DataRobot (3.5/5) is the better choice when enterprises wanting to reduce ML engineering bottlenecks with an automated AutoML platform rather than a bespoke development services engagement. If your situation matches those criteria, DataRobot is a competitive option.
Related comparisons
Oxagile vs DataRobot FAQ
Is Oxagile better than DataRobot?
Oxagile (3.8/5) scores higher overall, but "better" depends on your use case. Oxagile is better for media, sports, and AdTech companies needing AI and ML capabilities integrated into video platforms and content analytics systems. DataRobot is better for enterprises wanting to reduce ML engineering bottlenecks with an automated AutoML platform rather than a bespoke development services engagement.
How do Oxagile and DataRobot differ in pricing?
Oxagile uses fixed project, dedicated team, t&m pricing with a minimum engagement of $25K. DataRobot uses platform subscription, professional services pricing with a minimum engagement of $100K/year. Neither firm publishes a full rate card; a discovery call is required for project-specific quotes.
Which is better for enterprise: Oxagile or DataRobot?
DataRobot is the larger team and typically the better enterprise-scale choice. For very large programmes, verify team size and compliance coverage directly with each company before shortlisting.

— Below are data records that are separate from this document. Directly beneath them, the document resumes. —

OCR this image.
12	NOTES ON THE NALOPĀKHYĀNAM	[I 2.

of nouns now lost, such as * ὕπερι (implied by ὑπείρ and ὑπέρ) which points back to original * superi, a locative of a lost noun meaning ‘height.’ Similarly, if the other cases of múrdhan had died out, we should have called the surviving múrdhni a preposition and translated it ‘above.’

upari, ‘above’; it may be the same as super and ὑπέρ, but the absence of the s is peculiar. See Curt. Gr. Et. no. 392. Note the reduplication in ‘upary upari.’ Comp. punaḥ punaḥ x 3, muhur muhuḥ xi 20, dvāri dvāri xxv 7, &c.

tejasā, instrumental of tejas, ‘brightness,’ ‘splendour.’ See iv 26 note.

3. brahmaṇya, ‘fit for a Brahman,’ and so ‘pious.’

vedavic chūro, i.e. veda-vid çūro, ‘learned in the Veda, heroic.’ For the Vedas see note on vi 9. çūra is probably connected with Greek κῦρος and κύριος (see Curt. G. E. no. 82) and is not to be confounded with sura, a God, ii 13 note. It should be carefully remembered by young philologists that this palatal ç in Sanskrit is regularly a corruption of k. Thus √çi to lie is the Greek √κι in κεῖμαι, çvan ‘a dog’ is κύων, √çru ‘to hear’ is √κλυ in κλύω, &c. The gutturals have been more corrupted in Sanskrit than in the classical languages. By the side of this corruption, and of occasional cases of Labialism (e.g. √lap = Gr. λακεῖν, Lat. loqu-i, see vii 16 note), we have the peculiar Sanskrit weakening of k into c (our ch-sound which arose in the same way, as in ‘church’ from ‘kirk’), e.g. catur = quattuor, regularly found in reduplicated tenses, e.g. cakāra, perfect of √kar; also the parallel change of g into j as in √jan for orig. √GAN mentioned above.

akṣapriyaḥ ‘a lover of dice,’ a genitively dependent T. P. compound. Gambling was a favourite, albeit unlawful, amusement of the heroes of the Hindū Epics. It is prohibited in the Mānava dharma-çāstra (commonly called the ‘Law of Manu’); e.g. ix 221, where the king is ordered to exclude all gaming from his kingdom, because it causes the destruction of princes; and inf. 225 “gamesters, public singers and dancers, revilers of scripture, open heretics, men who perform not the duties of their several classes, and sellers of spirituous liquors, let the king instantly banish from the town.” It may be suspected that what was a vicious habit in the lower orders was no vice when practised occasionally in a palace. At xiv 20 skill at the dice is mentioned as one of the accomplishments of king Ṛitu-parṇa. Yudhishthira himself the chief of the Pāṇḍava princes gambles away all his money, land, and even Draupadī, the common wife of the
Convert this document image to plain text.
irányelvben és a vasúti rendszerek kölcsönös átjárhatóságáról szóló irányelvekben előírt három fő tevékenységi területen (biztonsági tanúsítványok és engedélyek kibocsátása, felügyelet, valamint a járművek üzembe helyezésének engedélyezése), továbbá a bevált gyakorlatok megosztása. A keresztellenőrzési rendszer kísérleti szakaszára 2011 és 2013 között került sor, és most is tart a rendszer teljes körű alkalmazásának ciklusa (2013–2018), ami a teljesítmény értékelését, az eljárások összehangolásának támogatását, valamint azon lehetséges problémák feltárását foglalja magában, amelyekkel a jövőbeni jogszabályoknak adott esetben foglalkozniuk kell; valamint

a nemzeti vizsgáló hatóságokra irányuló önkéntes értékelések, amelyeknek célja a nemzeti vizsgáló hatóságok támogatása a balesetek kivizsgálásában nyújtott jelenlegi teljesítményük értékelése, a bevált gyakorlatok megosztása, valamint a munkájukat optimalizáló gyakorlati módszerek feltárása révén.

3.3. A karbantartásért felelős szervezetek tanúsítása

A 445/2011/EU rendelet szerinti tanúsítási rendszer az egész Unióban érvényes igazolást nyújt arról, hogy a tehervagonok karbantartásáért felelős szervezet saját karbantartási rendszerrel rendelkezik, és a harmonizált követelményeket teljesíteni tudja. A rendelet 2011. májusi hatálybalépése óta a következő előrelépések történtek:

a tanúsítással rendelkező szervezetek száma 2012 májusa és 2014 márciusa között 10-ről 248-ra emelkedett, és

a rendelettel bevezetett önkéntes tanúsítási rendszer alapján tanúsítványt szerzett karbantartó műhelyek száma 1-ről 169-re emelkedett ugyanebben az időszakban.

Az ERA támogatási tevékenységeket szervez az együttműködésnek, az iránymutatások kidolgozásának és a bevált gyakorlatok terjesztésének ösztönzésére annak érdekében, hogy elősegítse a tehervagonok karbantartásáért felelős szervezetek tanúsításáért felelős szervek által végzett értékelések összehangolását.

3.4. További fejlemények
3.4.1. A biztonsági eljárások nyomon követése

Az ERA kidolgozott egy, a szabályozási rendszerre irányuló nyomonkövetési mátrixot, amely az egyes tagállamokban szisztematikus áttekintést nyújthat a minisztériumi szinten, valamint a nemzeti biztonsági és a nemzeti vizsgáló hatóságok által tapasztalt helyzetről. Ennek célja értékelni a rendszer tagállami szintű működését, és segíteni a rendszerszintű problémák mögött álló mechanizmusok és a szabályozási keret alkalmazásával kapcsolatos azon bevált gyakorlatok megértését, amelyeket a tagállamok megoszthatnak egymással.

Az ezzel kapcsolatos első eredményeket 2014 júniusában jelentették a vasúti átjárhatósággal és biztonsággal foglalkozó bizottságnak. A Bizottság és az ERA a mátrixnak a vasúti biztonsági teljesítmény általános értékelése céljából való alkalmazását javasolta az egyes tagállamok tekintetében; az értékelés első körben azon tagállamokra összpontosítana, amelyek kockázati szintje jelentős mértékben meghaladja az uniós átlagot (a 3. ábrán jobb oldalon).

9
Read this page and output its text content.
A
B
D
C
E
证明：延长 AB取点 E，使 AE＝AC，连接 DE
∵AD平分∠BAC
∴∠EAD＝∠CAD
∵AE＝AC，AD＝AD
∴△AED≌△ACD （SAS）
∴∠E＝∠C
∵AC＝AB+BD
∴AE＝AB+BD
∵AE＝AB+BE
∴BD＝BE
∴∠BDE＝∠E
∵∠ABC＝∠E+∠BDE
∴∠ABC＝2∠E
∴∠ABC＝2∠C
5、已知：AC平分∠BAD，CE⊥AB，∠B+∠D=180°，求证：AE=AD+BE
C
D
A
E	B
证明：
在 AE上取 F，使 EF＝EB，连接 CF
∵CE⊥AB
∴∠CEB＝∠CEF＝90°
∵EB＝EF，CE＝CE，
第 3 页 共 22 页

What are the main differences between Oxagile and DataRobot?
Oxagile's primary differentiator is: 20-year video technology specialist with strong computer vision and video analytics ml capability for media, sports, and adtech clients. DataRobot's primary differentiator is: enterprise automl platform that automates model building and deployment — a software product with professional services, not a custom development services firm. They also differ in team size (400–600 vs 1,000–2,000), minimum engagement ($25K vs $100K/year), and primary industries served (E-commerce, Healthcare vs Fintech, Healthcare).
Last reviewed: July 2026. Verify all details directly with each company before making a decision.